A Couple Personal Notes for the DRC Reading Community
Caleb Stegall
I’ve started a weekly column here.
Probably the most significant abortion litigation in the country right now just became public: story here. (Let ‘er rip, SteveZ!)
Adventures in politics here. Email me if you want to contribute!
Regarding the last, and the previous post and comment—for all you BFers, I hear Chellis has political aspirations, you need to recruit him for Beaver County DA.
stevez
May 7th, 2008 at 2:32 pm
Sorry, let what rip? Despite the typical, swirling comments around whatever this is that is going on, sure sounds to me like America is working, more or less. Maybe not to the satisfaction of the various observers here and there who may have been duped by the notion of exact justice and the stuff of paranoid punditry and fantastical sensationalism which attends it. But something tells me such dissatisfaction means America is working. I’m good. Should I not be…?

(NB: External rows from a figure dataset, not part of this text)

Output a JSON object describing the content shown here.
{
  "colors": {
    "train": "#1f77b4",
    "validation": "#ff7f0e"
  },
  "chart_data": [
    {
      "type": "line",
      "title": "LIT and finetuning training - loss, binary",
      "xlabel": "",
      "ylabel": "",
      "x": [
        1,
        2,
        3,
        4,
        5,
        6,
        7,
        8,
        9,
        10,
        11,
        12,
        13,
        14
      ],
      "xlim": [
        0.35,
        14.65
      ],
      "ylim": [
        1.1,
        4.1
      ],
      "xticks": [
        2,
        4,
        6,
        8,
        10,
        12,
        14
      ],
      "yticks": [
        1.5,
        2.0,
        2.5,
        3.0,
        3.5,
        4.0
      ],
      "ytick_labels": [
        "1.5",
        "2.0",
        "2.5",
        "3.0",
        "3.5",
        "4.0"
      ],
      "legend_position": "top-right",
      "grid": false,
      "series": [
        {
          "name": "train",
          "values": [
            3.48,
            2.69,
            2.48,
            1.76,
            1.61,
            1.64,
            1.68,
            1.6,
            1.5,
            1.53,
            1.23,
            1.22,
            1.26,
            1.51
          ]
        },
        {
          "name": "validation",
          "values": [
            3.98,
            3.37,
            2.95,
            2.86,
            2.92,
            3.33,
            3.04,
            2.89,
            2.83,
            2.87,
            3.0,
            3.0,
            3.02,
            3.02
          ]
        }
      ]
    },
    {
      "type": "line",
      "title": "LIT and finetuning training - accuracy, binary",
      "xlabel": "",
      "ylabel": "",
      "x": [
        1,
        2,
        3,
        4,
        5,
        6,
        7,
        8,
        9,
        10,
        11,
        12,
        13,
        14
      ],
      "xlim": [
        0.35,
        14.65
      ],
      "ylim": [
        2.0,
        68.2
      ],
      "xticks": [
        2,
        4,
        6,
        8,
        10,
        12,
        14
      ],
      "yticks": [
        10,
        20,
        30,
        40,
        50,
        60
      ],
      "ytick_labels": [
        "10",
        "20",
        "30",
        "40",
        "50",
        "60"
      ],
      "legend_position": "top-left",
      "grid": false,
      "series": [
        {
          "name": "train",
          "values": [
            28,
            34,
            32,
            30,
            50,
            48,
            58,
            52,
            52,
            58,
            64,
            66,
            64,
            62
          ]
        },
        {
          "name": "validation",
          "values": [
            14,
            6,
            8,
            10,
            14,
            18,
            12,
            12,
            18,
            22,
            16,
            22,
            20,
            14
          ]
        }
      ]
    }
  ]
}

Best on your aspirations; looks like heady times for the good Father.
D Hart
May 12th, 2008 at 11:02 am
Shucks, I was hoping for a food fight.
stevez
May 13th, 2008 at 9:23 am
With all due respect to John Belushi, Darryl, all things done in a good and decent order. Besides, I’m still wiping mashed potatoes from my ears.
stevez
May 14th, 2008 at 3:06 pm
I wonder if I was supposed to say something about how Calvinism might suggest a veer from typical abortion discussions, like how so-called “pro-life” rhetoric can, in an age that outfits children in head-to-toe crash gear to pedal twenty-three feet to a neighbor’s, end up championing the doctrines of creaturely comfort and ease; or the denial of the realities with which all sinners must live; or the idea that one class of human beings somehow deserves to be less subject to the sort of discomforts, pains, sufferings and death the rest are? Or how, if the reasoning is an appeal to the dignity of life, why are some entitled to less of its indignities than others? Or was I supposed to ask whether it is really so unfathomable that a policy could reasonably be in place wherein some of us might end up losing our lives? I mean, it seems to me that happens every day and very few bat an eye. I realize certain forms of political correctness say we ought not ask such questions or that they are to be easily dismissed without merit.

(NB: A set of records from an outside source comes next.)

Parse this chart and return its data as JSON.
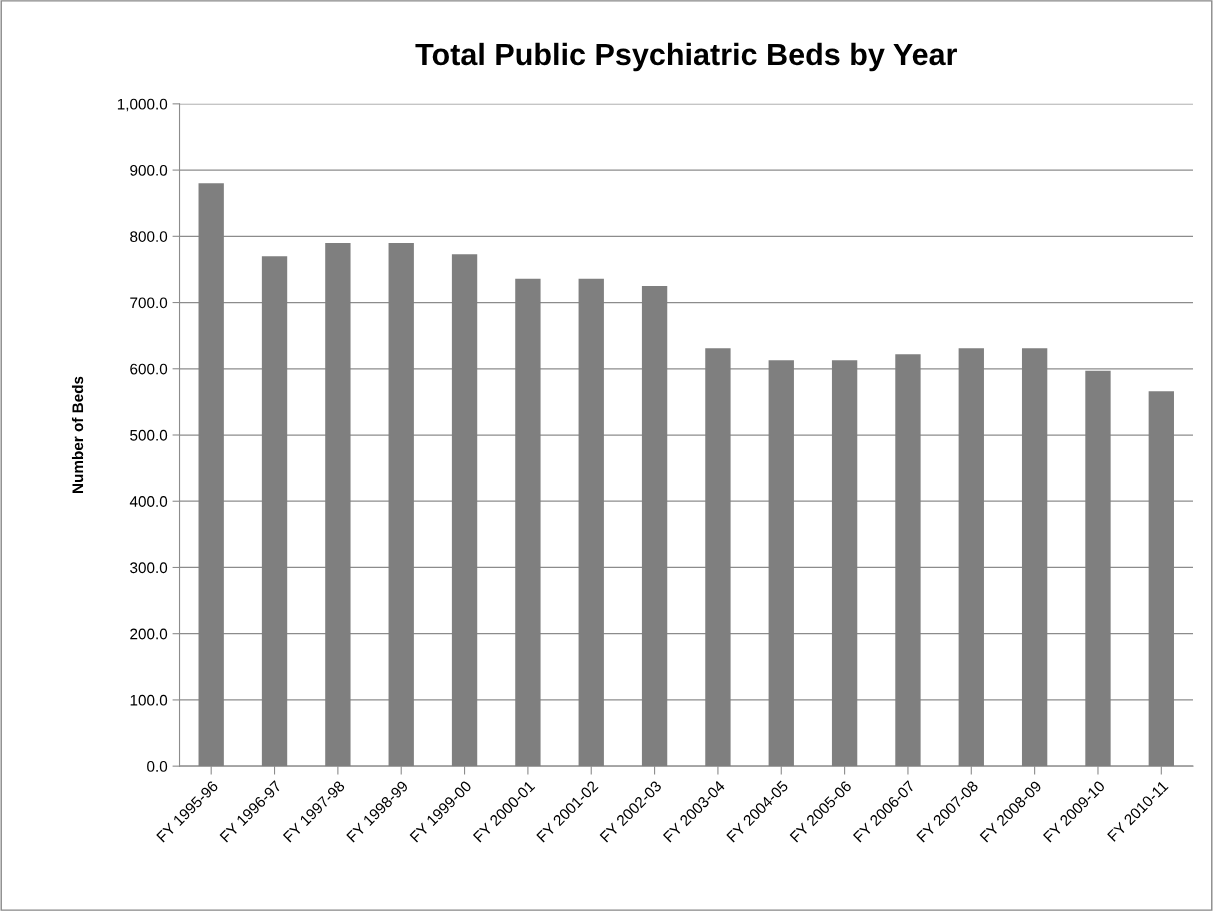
{
  "chart_data": {
    "type": "bar",
    "title": "Total Public Psychiatric Beds by Year",
    "ylabel": "Number of Beds",
    "categories": [
      "FY 1995-96",
      "FY 1996-97",
      "FY 1997-98",
      "FY 1998-99",
      "FY 1999-00",
      "FY 2000-01",
      "FY 2001-02",
      "FY 2002-03",
      "FY 2003-04",
      "FY 2004-05",
      "FY 2005-06",
      "FY 2006-07",
      "FY 2007-08",
      "FY 2008-09",
      "FY 2009-10",
      "FY 2010-11"
    ],
    "values": [
      880,
      770,
      790,
      790,
      773,
      736,
      736,
      725,
      631,
      613,
      613,
      622,
      631,
      631,
      597,
      566
    ],
    "color": "#7f7f7f",
    "ylim": [
      0,
      1000
    ],
    "yticks": [
      {
        "value": 0,
        "label": "0.0"
      },
      {
        "value": 100,
        "label": "100.0"
      },
      {
        "value": 200,
        "label": "200.0"
      },
      {
        "value": 300,
        "label": "300.0"
      },
      {
        "value": 400,
        "label": "400.0"
      },
      {
        "value": 500,
        "label": "500.0"
      },
      {
        "value": 600,
        "label": "600.0"
      },
      {
        "value": 700,
        "label": "700.0"
      },
      {
        "value": 800,
        "label": "800.0"
      },
      {
        "value": 900,
        "label": "900.0"
      },
      {
        "value": 1000,
        "label": "1,000.0"
      }
    ],
    "grid": "y",
    "legend": false
  }
}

But is that how one starts a food fight?
Andrew Matthews
May 16th, 2008 at 3:22 pm
Well, Steve, I for one am interested in how you think Calvinism contributes anything at all the the abortion discussion. Isn’t the W2K line that Christianity has nothing unique to contribute to political questions?
I’m also interested in seeing how you argue that “pro-life rhetoric” ends up championing the social ends of creaturely comfort and ease, and how belief that the most vulnerable among us should be protected translates into a denial of the harsh realities of life. It seems very possible to me to deplore and work against the “culture of comfort” while at the same time honoring and protecting the image of God.
Does Steve, the fire-breathing Calvinist, have a robust doctrine of man that goes along with his doctrine of God?
You also asked Steve, “how, if the reasoning is an appeal to the dignity of life, why are some entitled to less of its indignities than others?”
It’s hard for me to understand what you mean here. Are you asking why unborn children should be less exposed to life’s indignities than others? Or, is this obfuscation to cloak the fact that you think unborn children should enjoy less legal protection than the born?
You also asked, “Or was I supposed to ask whether it is really so unfathomable that a policy could reasonably be in place wherein some of us might end up losing our lives?”
By “reasonable policy”, I suppose you mean the legal right to have an abortion. While it is true there are many policies where “some of us…end up losing our lives,” I can only think of one (policy) where the intent is to positively sanction the taking of human life (or the choice to do so) for convenience’ sake. And in this lies the vast moral difference between legal abortion and other policies that inadvertently result in loss of life.
What good is Calvinistic tough-mindedness when simple moral distinctions such as this can’t be made?